The corner the hunters crossed was marked with a U.S. Geological Survey stake. A photo included in the ruling shows the stake, which sits between a pair of T-Posts put up by staff of the Elk Mountain Ranch, with “No Trespassing” signs attached to them.

The hunters – Bradley Cape, Zachary Smith, Phillip Yeomans and John Slowensky – were there in 2020 and 2021, and they crossed at the corner both times.

The first year, the ruling says, they swung around them, ensuring their feet never touched private property. The next year, they brought a ladder.

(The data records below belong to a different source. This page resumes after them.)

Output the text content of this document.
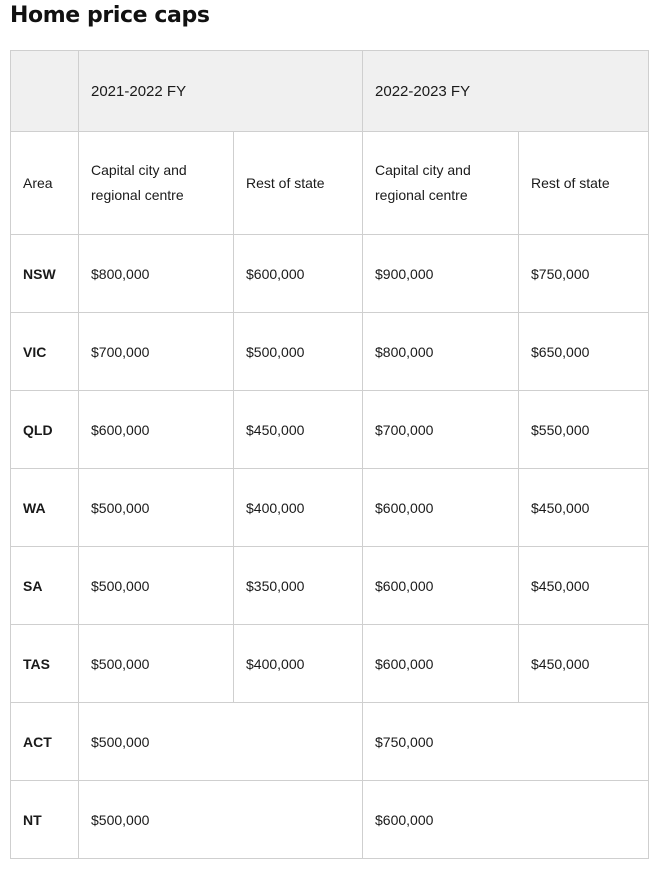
Home price caps
	2021-2022 FY		2022-2023 FY	
Area	Capital city and regional centre	Rest of state	Capital city and regional centre	Rest of state
NSW	$800,000	$600,000	$900,000	$750,000
VIC	$700,000	$500,000	$800,000	$650,000
QLD	$600,000	$450,000	$700,000	$550,000
WA	$500,000	$400,000	$600,000	$450,000
SA	$500,000	$350,000	$600,000	$450,000
TAS	$500,000	$400,000	$600,000	$450,000
ACT	$500,000		$750,000	
NT	$500,000		$600,000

Ranch staff had a history of confronting suspected trespassers, even if they were on public land. They confronted the Missouri both times but got more aggressive in 2021. They urged the local prosecutor to bring trespassing charges. They claimed the hunters had trespassed over their private airspace.

A jury acquitted the hunters, but Eshelmen filed a civil trespassing suit immediately after the verdict. A lower court dismissed the case, and Eshelman appealed to the 10th Circuit.

Attorneys for Eshelman had argued that the Unlawful Inclosure Act applied only to physical fences. The judges rejected that argument, citing the portion of the law that refers to threats and intimidation.

The judges wrote that means “no one can completely prevent or obstruct one another from peacefully entering or freely passing over or through public lands.”

O’Dea, of Backcountry Hunters and Anglers, which raised more than $200,000 to fund the hunters’ defense, said it’s possible the landowner will seek to take the case further, perhaps by petitioning the Supreme Court.

But he’s also hopeful it might restart conrer crossing conversations in statehouses. Outside of taking simple trespassing cases as far as they can go, state legislatures are the venue where the issue can be settled.

Bills have been introduced in states like Montana, but none has passed.

Bills that would deem corner crossing legal have been introduced in state legislatures, but none have passed.

“Now that there’s this big decision, we’ll probably see a lot more interest in kind of addressing the issue on the state level,” O’Dea said.